ミュンヘン市内では約5200台のレンタルサイクルが活躍中
ドイツ・ミュンヘン在住の池ノ内みどりさんは欧州のモータースポーツ取材時にはクルマで移動していますが、普段の自宅周辺の移動では、ママチャリを使っています。日本では自転車や電動キックボードのレンタルが普及しつつありますが、ドイツはどうでしょうか? ミュンヘンの自転車事情をお伝えします。
自転車道の工事で車道を削る場合も
すっきりと晴れる日が非常に少なく、1日中薄暗い日が続くドイツの冬です。少しでも晴れると、外にテラス席があるカフェや公園は日光浴をする人々であふれます。気温が低くてもとにかく日光を浴びたくなるようですね。晴れても曇っていても私の毎日のアシはママチャリなので、日々ミュンヘンの街を疾走しています。
ミュンヘンは以前から自転車レーンが整備されていますが、数年前からさらに自転車レーンの拡張や整備の工事で、街中が工事現場だらけです。
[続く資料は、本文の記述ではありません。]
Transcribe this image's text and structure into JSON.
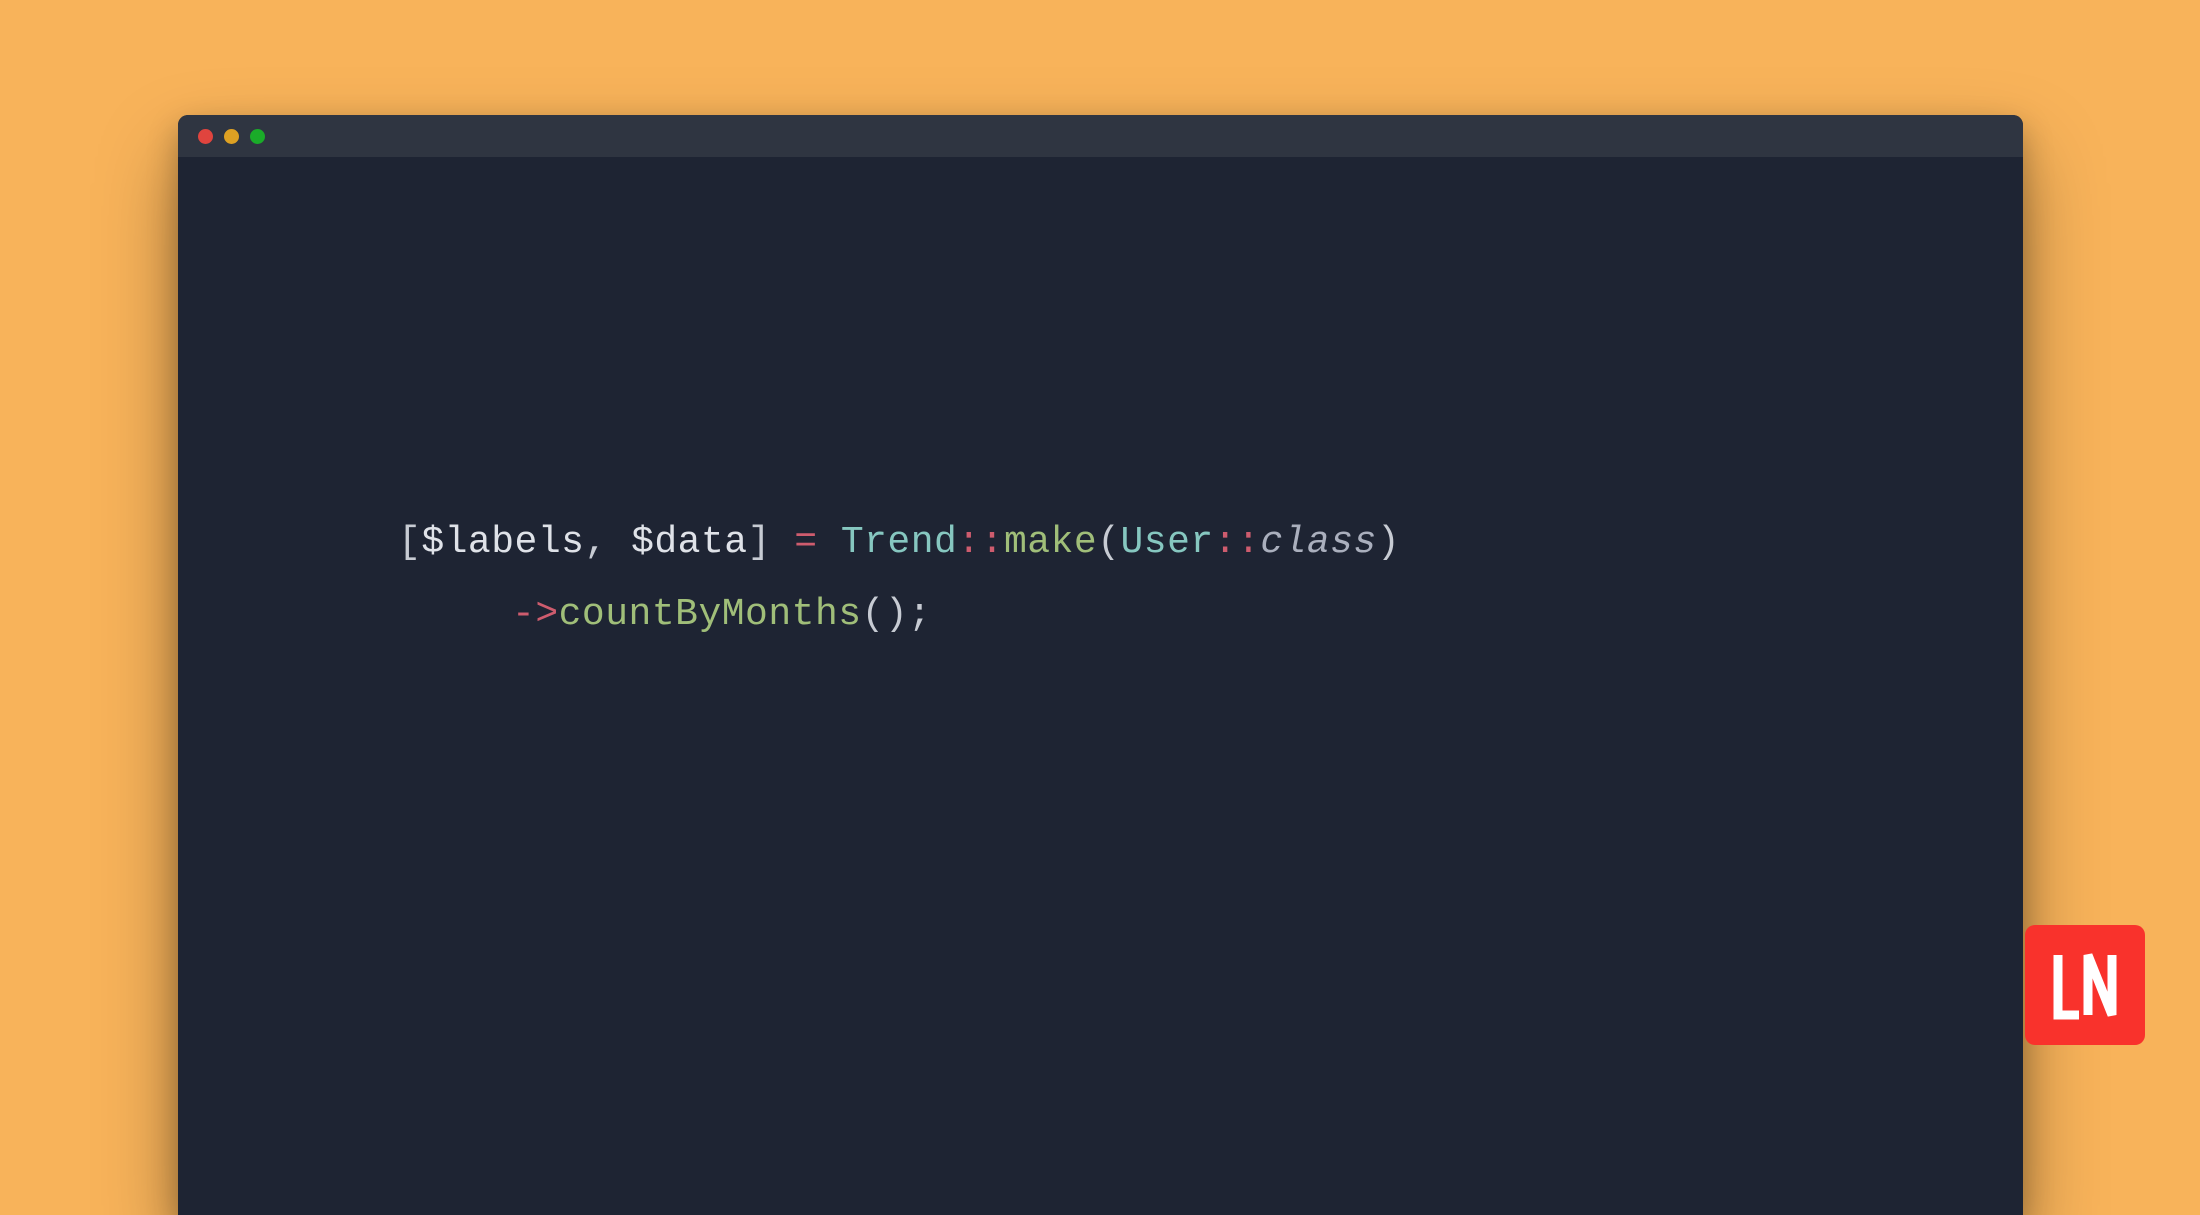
{
  "colors": {
    "page_bg": "#f8b35a",
    "editor_bg": "#1e2433",
    "titlebar_bg": "#2f3541",
    "dot_red": "#e0443e",
    "dot_yellow": "#dea123",
    "dot_green": "#1aab29",
    "logo_bg": "#f9322c"
  },
  "code": {
    "line1": {
      "br1": "[",
      "var1": "$labels",
      "comma": ", ",
      "var2": "$data",
      "br2": "] ",
      "eq": "=",
      "sp1": " ",
      "cls1": "Trend",
      "sc1": "::",
      "m1": "make",
      "p1": "(",
      "cls2": "User",
      "sc2": "::",
      "kw": "class",
      "p2": ")"
    },
    "line2": {
      "arrow": "->",
      "m2": "countByMonths",
      "p3": "();"
    }
  },
  "logo_text": "LN"
}
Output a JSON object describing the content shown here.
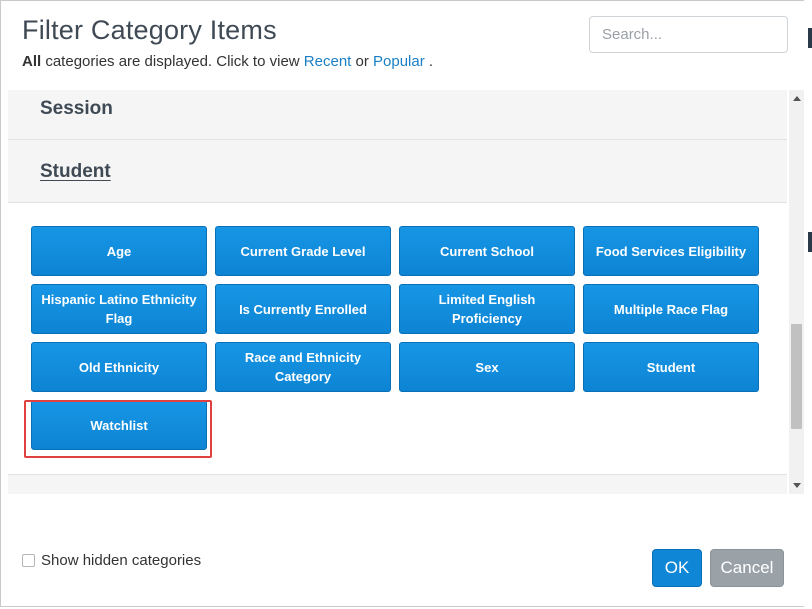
{
  "dialog": {
    "title": "Filter Category Items",
    "subtitle_prefix_bold": "All",
    "subtitle_text": " categories are displayed. Click to view ",
    "link_recent": "Recent",
    "subtitle_or": " or ",
    "link_popular": "Popular",
    "subtitle_end": " ."
  },
  "search": {
    "placeholder": "Search...",
    "value": ""
  },
  "categories": [
    {
      "label": "Session",
      "active": false
    },
    {
      "label": "Student",
      "active": true
    }
  ],
  "items": [
    "Age",
    "Current Grade Level",
    "Current School",
    "Food Services Eligibility",
    "Hispanic Latino Ethnicity Flag",
    "Is Currently Enrolled",
    "Limited English Proficiency",
    "Multiple Race Flag",
    "Old Ethnicity",
    "Race and Ethnicity Category",
    "Sex",
    "Student",
    "Watchlist"
  ],
  "highlighted_item": "Watchlist",
  "footer": {
    "show_hidden_label": "Show hidden categories",
    "show_hidden_checked": false,
    "ok_label": "OK",
    "cancel_label": "Cancel"
  },
  "colors": {
    "button_blue": "#1796e6",
    "link_blue": "#1a7fc6",
    "highlight_red": "#e04040",
    "cancel_gray": "#9aa2a8"
  }
}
日本、とくに東京は災害用や区画整理等で立ち退きをして道路を拡張していますが、ミュンヘンの場合はそうもいかず車道を削る箇所もあります。
車道2車線を1車線分つぶして自転車レーンを拡大し、そこそこ日中の交通量の多い道路の車線を減らすのですから、クルマの運転手側として考えると渋滞がひどくなるのではないかと思ってしまいます。
一方で自転車乗りの立場から見ると、以前は自転車が1台ちょうど通れるくらいの狭い自転車道路だったところが広がるのはとても快適です。ただ、自転車レーンを広くしたからといって自転車事故が減るとは考えられないのです。いくら自転車道が広く整備されても赤信号を守らない自転車や電動キックボードが減っているようには感じられません。堂々と赤信号で道路を渡っているので、まずはそちらの取り締まりを強化した方が良いような気もします。
福利厚生が少ないドイツの現状とは
自転車のみならず、電動キックボードや自動車などさまざまなモビリティの改革を進めているミュンヘン市。市内の少し外れや郊外にパーク&ライド用の駐車場を建設して「市内になるべく自動車で通勤しないように」とアピールもしており、多くの方々がそれを利用しています。
しかし、公共交通機関のチケットが毎年のように値上がりしているので、時間や金額の面で果たしてどちらが割に合うのかと考えてしまうでしょうね。ドイツの会社員、契約社員、パートやアルバイトの方で雇用主から通勤用の定期券や交通費を支給してもらっている方は非常に少ないと思います。
日本だと正社員以外の方も交通費の支給は当然ですけれど、ドイツは日本のように福利厚生が充実していません。通勤用の定期券やガソリン代は自費で支払い、後にご自身で確定申告をして少し還付されるようです。